The ruins of technology stack

The dilemma of shifting technology landscape
published on 2019/05/28
A picture of abandoned building

Plain and simple question, isn't it ? We're stuck with a load of applications in .Net 4.6.1 and are not litterate in .Net Core. Now that has become the future, I'm beginning to worry about the EOL. Some applications use WebAPI 2 but most are WebForm. No MVC. Thanks for your answers !


This is a dilemma that many organizations face in their IT infrastructure. How do you make sure that your software is always at good standing in regards of the underlying technology stack.

The good news about WebForm and it's underlying .NET framework is that they will continue to work and be supported by Microsoft indefinitely in terms of security fixes. The bad news is that WebForm won't be part of .NET framework future.
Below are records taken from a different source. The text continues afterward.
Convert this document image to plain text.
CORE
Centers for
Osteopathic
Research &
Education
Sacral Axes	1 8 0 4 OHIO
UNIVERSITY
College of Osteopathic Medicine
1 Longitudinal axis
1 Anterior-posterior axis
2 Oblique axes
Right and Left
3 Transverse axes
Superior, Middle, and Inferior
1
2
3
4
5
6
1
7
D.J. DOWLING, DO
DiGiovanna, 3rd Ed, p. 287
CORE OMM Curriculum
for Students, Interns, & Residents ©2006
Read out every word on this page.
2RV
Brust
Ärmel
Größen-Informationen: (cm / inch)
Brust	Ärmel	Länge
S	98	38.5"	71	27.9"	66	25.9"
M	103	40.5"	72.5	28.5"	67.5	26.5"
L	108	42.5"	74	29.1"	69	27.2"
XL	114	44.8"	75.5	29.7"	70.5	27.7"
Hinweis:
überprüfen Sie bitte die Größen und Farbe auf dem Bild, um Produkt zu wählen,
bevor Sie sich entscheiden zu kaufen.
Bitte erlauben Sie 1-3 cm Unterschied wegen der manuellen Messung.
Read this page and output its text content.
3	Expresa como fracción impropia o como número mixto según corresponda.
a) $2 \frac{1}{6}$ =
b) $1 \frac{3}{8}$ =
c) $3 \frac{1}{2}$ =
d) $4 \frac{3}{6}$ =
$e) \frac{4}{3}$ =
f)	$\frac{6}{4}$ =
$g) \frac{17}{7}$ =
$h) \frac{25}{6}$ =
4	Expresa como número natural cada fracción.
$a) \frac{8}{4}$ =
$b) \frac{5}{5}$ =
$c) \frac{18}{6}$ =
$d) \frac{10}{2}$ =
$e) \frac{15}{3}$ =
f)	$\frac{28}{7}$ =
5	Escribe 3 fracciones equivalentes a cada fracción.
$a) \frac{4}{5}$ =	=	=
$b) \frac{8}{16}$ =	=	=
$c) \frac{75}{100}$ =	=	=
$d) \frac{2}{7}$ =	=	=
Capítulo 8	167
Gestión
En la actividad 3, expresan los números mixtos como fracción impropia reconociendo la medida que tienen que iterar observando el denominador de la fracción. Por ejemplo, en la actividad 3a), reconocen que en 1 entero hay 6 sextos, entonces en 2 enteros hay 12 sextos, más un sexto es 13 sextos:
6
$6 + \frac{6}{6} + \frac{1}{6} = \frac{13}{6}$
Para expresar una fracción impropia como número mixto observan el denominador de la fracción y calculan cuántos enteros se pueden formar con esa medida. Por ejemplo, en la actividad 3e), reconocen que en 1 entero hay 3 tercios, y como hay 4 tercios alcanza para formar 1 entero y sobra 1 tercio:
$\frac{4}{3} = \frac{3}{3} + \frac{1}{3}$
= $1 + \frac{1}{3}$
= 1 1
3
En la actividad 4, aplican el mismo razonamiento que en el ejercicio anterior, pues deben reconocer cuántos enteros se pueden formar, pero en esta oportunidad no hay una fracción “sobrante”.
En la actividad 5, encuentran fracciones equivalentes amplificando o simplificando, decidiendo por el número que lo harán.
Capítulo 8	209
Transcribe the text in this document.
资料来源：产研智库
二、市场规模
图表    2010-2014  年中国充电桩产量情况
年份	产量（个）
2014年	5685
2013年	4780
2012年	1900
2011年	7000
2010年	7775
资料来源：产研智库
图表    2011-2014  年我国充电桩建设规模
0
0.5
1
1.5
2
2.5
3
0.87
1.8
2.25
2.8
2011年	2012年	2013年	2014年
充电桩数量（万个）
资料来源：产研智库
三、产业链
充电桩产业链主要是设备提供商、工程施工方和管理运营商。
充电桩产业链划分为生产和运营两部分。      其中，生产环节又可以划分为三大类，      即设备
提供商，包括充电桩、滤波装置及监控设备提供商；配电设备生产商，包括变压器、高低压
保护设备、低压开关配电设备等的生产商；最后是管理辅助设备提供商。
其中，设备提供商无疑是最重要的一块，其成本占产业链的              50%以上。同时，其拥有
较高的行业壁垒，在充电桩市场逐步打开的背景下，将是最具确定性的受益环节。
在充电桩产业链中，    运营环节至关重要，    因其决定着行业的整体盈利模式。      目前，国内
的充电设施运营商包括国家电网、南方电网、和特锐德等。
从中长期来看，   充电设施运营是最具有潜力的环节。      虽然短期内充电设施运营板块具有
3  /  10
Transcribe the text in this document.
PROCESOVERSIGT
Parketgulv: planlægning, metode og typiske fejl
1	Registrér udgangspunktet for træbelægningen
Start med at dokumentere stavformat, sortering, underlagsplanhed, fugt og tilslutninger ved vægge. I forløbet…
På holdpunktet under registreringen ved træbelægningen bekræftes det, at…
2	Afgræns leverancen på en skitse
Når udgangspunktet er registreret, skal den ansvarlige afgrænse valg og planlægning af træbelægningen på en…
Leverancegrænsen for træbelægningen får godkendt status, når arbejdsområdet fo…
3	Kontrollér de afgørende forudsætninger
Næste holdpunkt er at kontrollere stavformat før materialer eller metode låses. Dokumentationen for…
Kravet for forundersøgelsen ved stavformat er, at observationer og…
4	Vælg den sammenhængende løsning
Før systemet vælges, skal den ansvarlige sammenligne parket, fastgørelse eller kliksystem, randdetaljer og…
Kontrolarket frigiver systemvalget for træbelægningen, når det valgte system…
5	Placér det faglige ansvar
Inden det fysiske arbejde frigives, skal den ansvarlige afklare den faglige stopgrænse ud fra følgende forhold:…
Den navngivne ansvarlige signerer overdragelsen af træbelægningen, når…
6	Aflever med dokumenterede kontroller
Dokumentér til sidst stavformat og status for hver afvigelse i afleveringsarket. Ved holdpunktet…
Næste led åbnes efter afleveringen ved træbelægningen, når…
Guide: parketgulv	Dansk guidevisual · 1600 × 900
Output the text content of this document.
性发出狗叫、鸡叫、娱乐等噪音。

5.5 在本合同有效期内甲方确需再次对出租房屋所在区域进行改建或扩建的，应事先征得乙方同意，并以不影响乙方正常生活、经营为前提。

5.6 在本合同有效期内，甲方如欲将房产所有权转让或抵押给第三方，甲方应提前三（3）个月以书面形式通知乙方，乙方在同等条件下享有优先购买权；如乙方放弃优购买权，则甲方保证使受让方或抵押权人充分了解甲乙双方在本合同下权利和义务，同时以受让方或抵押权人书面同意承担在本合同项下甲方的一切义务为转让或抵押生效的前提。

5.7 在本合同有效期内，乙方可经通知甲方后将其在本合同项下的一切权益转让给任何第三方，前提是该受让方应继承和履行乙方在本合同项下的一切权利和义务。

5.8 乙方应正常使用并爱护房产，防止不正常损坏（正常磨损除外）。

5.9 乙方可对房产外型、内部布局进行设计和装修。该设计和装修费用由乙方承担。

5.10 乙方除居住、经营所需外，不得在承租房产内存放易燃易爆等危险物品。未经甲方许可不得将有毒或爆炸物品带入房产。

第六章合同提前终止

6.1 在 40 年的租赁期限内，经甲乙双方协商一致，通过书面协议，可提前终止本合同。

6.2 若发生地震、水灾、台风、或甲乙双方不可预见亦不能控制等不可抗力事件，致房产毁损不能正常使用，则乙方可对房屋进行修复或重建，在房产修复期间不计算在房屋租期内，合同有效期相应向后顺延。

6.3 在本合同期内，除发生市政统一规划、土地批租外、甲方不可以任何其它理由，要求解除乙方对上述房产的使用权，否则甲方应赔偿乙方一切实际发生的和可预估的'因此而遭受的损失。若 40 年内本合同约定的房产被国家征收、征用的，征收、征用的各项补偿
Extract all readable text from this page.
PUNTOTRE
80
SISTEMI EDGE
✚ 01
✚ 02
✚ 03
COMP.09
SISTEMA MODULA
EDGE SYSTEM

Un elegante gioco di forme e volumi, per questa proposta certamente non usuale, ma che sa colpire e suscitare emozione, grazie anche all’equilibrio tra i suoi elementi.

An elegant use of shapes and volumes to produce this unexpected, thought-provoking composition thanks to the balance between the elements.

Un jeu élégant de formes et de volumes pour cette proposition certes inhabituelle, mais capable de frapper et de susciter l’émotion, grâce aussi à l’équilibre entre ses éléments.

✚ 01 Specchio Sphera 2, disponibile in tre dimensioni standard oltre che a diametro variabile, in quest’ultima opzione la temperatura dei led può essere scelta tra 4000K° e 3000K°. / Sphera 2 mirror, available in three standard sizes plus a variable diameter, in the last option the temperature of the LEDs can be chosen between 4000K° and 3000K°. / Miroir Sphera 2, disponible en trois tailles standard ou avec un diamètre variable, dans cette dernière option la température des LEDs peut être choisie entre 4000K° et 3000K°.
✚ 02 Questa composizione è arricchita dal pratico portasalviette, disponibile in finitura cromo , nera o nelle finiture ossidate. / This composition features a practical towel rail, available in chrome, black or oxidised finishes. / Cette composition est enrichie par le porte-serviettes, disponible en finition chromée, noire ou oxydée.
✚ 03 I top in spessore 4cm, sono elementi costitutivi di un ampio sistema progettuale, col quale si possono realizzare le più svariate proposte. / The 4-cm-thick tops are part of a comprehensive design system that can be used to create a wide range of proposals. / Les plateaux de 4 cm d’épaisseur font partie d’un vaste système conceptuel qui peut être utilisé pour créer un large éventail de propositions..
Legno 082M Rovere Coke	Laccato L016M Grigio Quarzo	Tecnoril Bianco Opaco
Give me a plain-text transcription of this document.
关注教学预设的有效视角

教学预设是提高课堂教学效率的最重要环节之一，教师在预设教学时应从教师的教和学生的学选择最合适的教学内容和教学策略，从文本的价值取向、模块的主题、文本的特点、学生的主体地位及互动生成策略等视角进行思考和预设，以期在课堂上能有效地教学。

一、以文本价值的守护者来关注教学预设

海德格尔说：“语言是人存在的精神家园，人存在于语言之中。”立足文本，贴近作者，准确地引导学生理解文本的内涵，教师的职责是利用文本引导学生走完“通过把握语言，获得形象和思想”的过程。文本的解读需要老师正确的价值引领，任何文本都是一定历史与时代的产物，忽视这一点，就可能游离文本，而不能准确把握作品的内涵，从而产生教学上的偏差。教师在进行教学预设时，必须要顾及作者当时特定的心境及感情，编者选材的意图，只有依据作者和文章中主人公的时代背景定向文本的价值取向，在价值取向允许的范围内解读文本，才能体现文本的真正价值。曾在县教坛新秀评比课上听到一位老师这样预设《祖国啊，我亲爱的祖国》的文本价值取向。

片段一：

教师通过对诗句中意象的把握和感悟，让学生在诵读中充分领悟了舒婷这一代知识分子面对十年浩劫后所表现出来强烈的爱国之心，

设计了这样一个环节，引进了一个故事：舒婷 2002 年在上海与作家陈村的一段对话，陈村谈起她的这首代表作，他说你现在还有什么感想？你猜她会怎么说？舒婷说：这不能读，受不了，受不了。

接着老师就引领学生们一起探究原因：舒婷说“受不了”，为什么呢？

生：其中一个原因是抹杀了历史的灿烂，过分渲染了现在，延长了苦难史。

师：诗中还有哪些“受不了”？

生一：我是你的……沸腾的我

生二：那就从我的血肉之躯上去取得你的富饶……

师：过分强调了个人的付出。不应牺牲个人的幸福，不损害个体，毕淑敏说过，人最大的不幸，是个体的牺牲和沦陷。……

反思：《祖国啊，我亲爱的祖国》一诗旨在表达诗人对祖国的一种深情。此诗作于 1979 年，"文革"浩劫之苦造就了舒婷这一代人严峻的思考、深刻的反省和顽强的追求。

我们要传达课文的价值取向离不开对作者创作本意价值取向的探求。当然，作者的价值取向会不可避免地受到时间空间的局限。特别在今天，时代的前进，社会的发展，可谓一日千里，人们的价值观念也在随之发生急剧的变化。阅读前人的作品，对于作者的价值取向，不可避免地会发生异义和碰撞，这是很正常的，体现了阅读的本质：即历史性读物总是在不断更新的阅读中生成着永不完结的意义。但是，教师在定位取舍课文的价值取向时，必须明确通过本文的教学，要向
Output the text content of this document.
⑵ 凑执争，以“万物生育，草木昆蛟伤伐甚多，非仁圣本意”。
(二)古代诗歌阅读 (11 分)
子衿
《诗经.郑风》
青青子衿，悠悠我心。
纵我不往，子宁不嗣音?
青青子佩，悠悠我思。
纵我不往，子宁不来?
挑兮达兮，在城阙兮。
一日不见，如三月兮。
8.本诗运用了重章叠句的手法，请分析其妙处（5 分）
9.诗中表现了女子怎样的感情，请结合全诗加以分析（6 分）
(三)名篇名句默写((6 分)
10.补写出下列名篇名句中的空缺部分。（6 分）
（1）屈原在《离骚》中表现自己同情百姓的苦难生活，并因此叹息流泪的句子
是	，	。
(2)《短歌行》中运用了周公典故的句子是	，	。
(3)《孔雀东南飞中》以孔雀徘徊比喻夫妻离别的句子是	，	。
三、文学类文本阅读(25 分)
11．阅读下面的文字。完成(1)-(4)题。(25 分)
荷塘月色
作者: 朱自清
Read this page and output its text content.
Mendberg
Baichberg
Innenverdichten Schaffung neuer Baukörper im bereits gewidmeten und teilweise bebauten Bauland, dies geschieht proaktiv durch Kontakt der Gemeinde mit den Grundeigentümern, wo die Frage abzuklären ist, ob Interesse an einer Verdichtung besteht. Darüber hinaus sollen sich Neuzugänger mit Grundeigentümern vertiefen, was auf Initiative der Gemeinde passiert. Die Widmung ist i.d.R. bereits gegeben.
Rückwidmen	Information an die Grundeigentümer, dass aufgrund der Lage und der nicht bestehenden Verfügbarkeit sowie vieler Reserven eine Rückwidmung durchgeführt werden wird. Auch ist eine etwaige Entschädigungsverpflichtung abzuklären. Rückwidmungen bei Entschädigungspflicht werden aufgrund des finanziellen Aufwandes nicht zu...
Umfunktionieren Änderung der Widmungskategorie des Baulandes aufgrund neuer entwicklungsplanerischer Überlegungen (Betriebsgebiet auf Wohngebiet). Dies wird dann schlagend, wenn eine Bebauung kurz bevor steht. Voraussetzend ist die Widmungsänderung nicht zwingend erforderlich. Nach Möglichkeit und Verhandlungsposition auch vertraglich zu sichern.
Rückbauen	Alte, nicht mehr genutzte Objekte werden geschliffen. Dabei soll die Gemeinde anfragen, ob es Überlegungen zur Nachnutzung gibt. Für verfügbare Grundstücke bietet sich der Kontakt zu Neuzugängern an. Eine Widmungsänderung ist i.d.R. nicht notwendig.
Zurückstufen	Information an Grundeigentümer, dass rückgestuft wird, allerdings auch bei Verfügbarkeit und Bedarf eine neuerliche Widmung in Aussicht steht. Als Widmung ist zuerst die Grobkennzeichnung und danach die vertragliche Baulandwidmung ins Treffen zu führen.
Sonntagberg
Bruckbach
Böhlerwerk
If you are in this position, there are two viable path you can take short of rewriting:

  • Migrate to MVC then eventually .NET Core. You can host WebForm and MVC at the same process. Only implement new features in MVC and slowly rewrite WebForms part of the application to MVC. In 5 or 6 years time, you will have all the functionality converted to MVC. The migration part to .NET Core from MVC is smaller and can be done efficiently.
  • Stay in .NET Framework. Stay in WebForm as long as the application continues to serve your and your customers' business needs.

In the latter option you will encounter the challenge of finding developers interested in working your system. This is a risk that you need to consider in making these types of decisions. Software stack requires a healthy ecosystem of developers and designers working in it. If your system stack is relatively modern, it makes it trivial for developers to find their community and get support for their questions. Once this ecosystem shrinks because of the diminishing number of participants, the more unattractive it becomes for the current and upcoming developers to continue to invest their time in mastering this technology.

Our default recommendation is the first option - take the bullet and invest in migration effort. The longer you postpone the decision, the riskier and the costlier it will get. Good luck!